I'm not sure of the value of the Tourney PPG stat. It is an average of 2 numbers (3 in the case of VCU and LaSalle...first 4 teams that have made the sweet 16). I would guess that the average should go up for 2 reasons.
- Mostly you get higher seeds. #1 seeds often crush #16 seeds and usually make the sweet 16.
- They just won 2 games. I'm guessing that if you randomly sample two wins from a team's season and average them you will often get a number higher than the season scoring average.**
This seems like it might be a good application for a generalized linear modeling. Your basic question is:
Does the number of points scored matter on whether a game is played in a dome or an arena?
So you'd probably build a model like this:
pts in S16 = avg pts + opp (def) avg pts + ARENA
And ask if the ARENA variable is significant.
** I decided to investigate this statement further. I took Michigan's results this season to look at stability of averages. Here are a few facts I found:
- The average number of points Michigan scored this season (75.1 ppg) was not significantly different from the average number of points Michigan scored in their wins (77.9 ppg).

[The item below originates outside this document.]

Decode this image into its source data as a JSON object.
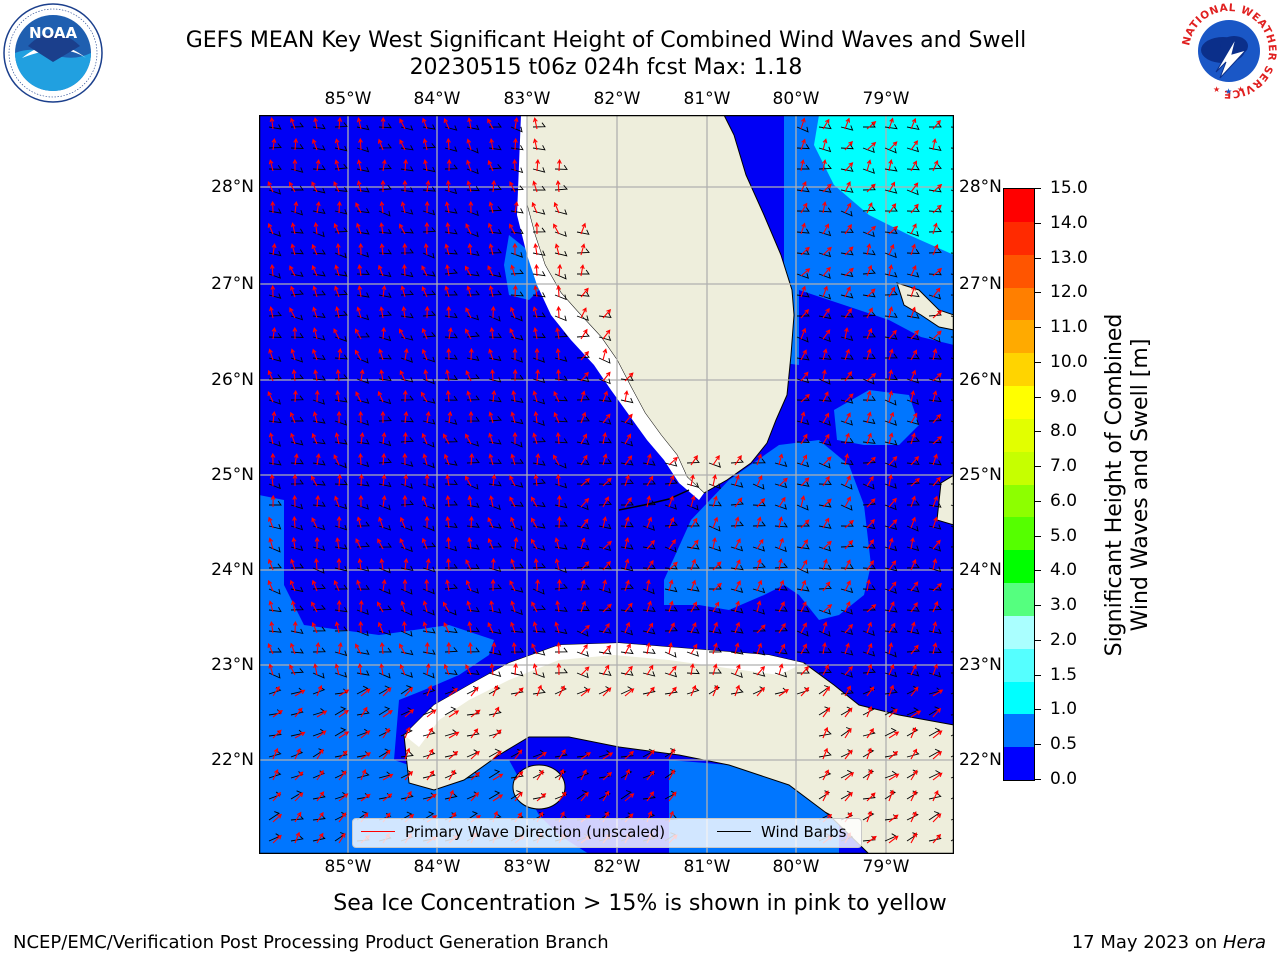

A Student's T-test of the hypothesis that avgppg in wins > avgppg is FALSE (p=0.1603)
- If we randomly sample two winning scores and compare that average to the average ppg, we find that the hypothesis avg2winppg > avgppg is TRUE (p<10^-15). This tells me that the mean of 2 data points is worthless.
- The max point differential in my bootstrap sample (I sampled 1000 trials) was +22.4, and the minimum point differential in my bootstrap sample was -15.1. These are similar to the values that you found in your data (+21.8 and -13.5).
In the end, my point is that I think you should try a some sort of generalized linear model to support your analysis. Going back as far as you have, I believe, gives you the data set to explore this question. I think you should do it!